Auf die Frage, ob denn der Gipfelversuch zu gewagt gewesen sei, verneinte Kaltebrunner entschieden:

"Nein, nicht gewagter als sonst auch. Wir sind ja eigentlich sehr vorsichtig unterwegs, aber wenn man hundertprozentig sicher gehen will, darf man auf den Berg nicht raufsteigen. Wir waren sehr schnell unterwegs, der Schnee war gut, es ist ja zudem noch vom Wetter her ein herrlicher Tag geworden. Von dem her hätte einfach alles gepasst, aber dann eben doch überhaupt nicht."

Ob und wann sie noch einmal den K2 in Angriff nehmen wird, ließ die 39-Jährige noch offen:

"Das kann ich jetzt noch nicht beantworten. Jetzt ist wirklich das Gefühl im Vordergrund, dass ich einen Abstand vom K2 brauche. Ich weiß, dass die Zeit mit sich bringt, dass sich der Blick zum K2 wieder ändert. Ich werde spüren, ob es mich wieder dorthin zieht. Da verlasse ich mich auf mein Bauchgefühl."

Auch Selbstzweifel versucht die Österreicherin erst gar nicht aufkommen zu lassen:

"Ich zweifle nicht an dem, was ich tue. Ich weiß einfach, dass ein Restrisiko bleibt. Es kann ja immer irgendwo etwas passieren, in den Alpen oder beim Mountainbiken. Dessen bin ich mir bewusst, und daher glaube ich nicht, dass ich für mich am falschen Weg bin. Mich erfüllt das nach wie vor sehr und mit solchen Rückschlägen muss ich umgehen können."

Bereits am 22. August meinte Kaltenbrunner in einem Interview mit Spiegel Online dazu: "Ich setze mich natürlich damit auseinander, was mich am Berg erwartet, was passieren könnte. Aber wenn ich lossteige, dann wird der Tod komplett ausgeblendet, er existiert nicht."

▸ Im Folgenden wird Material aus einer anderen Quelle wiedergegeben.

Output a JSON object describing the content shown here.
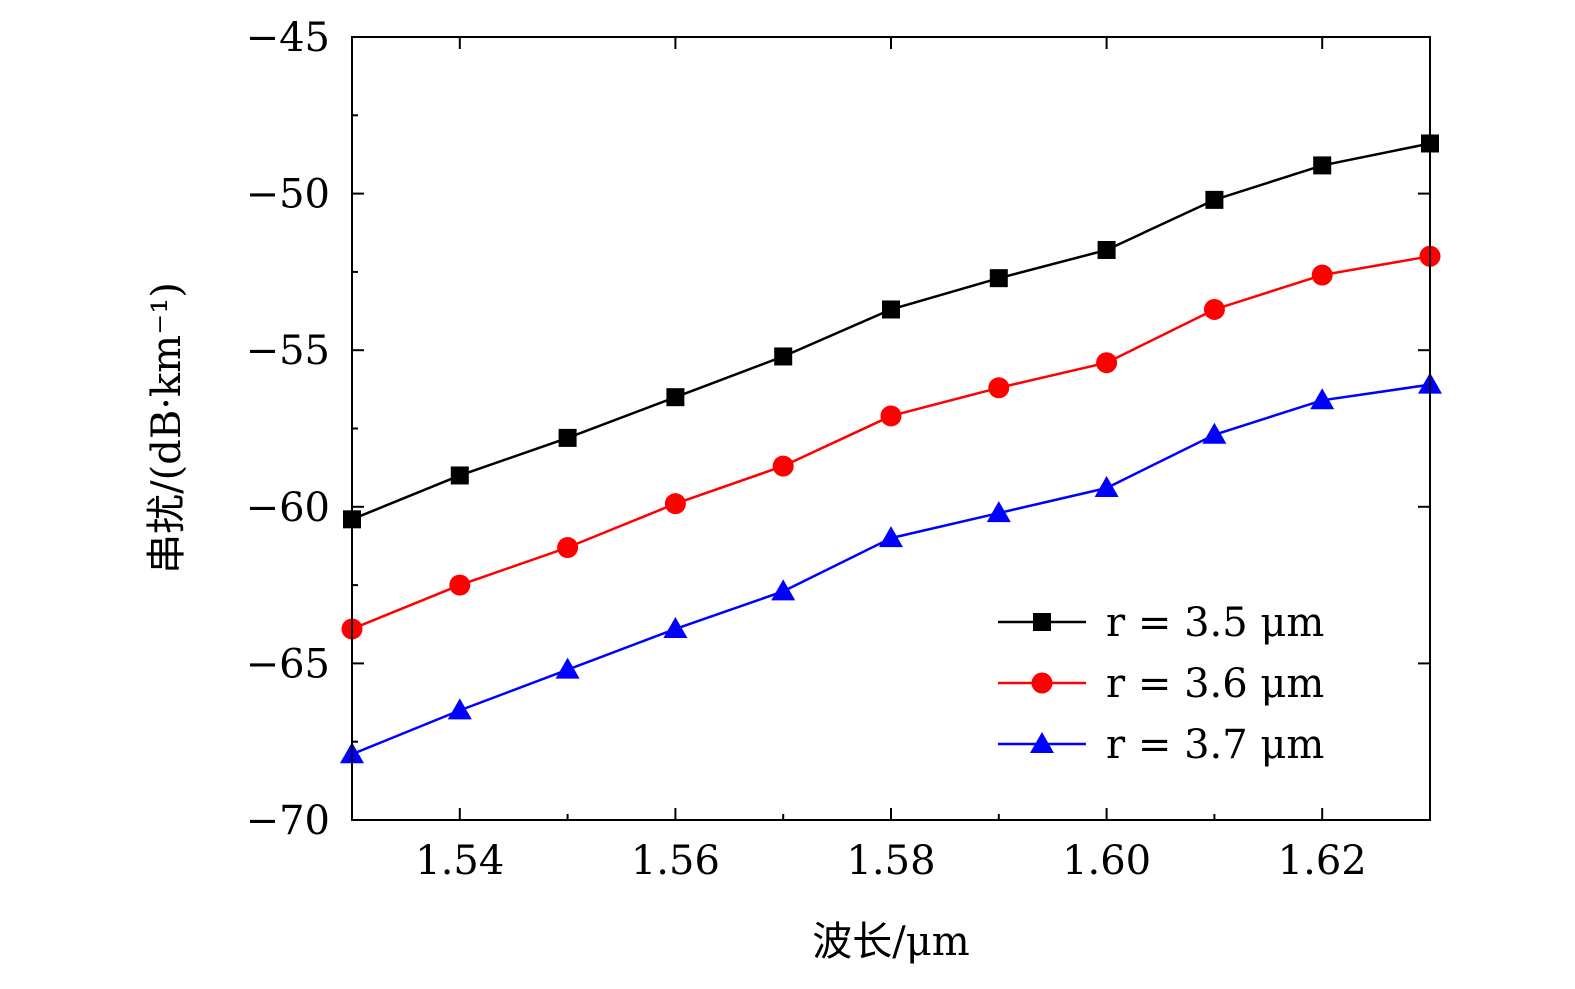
{
  "chart_data": {
    "type": "line",
    "title": "",
    "xlabel": "波长/μm",
    "ylabel": "串扰/(dB·km⁻¹)",
    "xlim": [
      1.53,
      1.63
    ],
    "ylim": [
      -70,
      -45
    ],
    "x_ticks": [
      1.54,
      1.56,
      1.58,
      1.6,
      1.62
    ],
    "x_tick_labels": [
      "1.54",
      "1.56",
      "1.58",
      "1.60",
      "1.62"
    ],
    "y_ticks": [
      -45,
      -50,
      -55,
      -60,
      -65,
      -70
    ],
    "y_tick_labels": [
      "−45",
      "−50",
      "−55",
      "−60",
      "−65",
      "−70"
    ],
    "grid": false,
    "legend_position": "bottom-right",
    "x": [
      1.53,
      1.54,
      1.55,
      1.56,
      1.57,
      1.58,
      1.59,
      1.6,
      1.61,
      1.62,
      1.63
    ],
    "series": [
      {
        "name": "r = 3.5 μm",
        "color": "#000000",
        "marker": "square",
        "values": [
          -60.4,
          -59.0,
          -57.8,
          -56.5,
          -55.2,
          -53.7,
          -52.7,
          -51.8,
          -50.2,
          -49.1,
          -48.4
        ]
      },
      {
        "name": "r = 3.6 μm",
        "color": "#ff0000",
        "marker": "circle",
        "values": [
          -63.9,
          -62.5,
          -61.3,
          -59.9,
          -58.7,
          -57.1,
          -56.2,
          -55.4,
          -53.7,
          -52.6,
          -52.0
        ]
      },
      {
        "name": "r = 3.7 μm",
        "color": "#0000ff",
        "marker": "triangle",
        "values": [
          -67.9,
          -66.5,
          -65.2,
          -63.9,
          -62.7,
          -61.0,
          -60.2,
          -59.4,
          -57.7,
          -56.6,
          -56.1
        ]
      }
    ]
  }
}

Über ihre nächsten Pläne ließ Kaltenbrunner in der "Kleinen Zeitung" folgendes verlauten:

"Wir werden Mitte Oktober nach Indonesien und Papua-Neuguinea fliegen. Dort freue ich mich speziell auf die völlig andere, noch ursprüngliche Kultur. Und wir wollen die Carstensz-Pyramide (mit 4.884 m der höchste Berg Ozeaniens) besteigen. Im Frühjahr 2011 bleibe ich wahrscheinlich zu Hause, damit ich das erste Mal seit 1998 wieder daheim einen Frühling erleben kann. Ob ich im Sommer wieder den K2 in Angriff nehme, das lasse ich offen. Da will ich warten, wie sich mein Gefühl entwickelt."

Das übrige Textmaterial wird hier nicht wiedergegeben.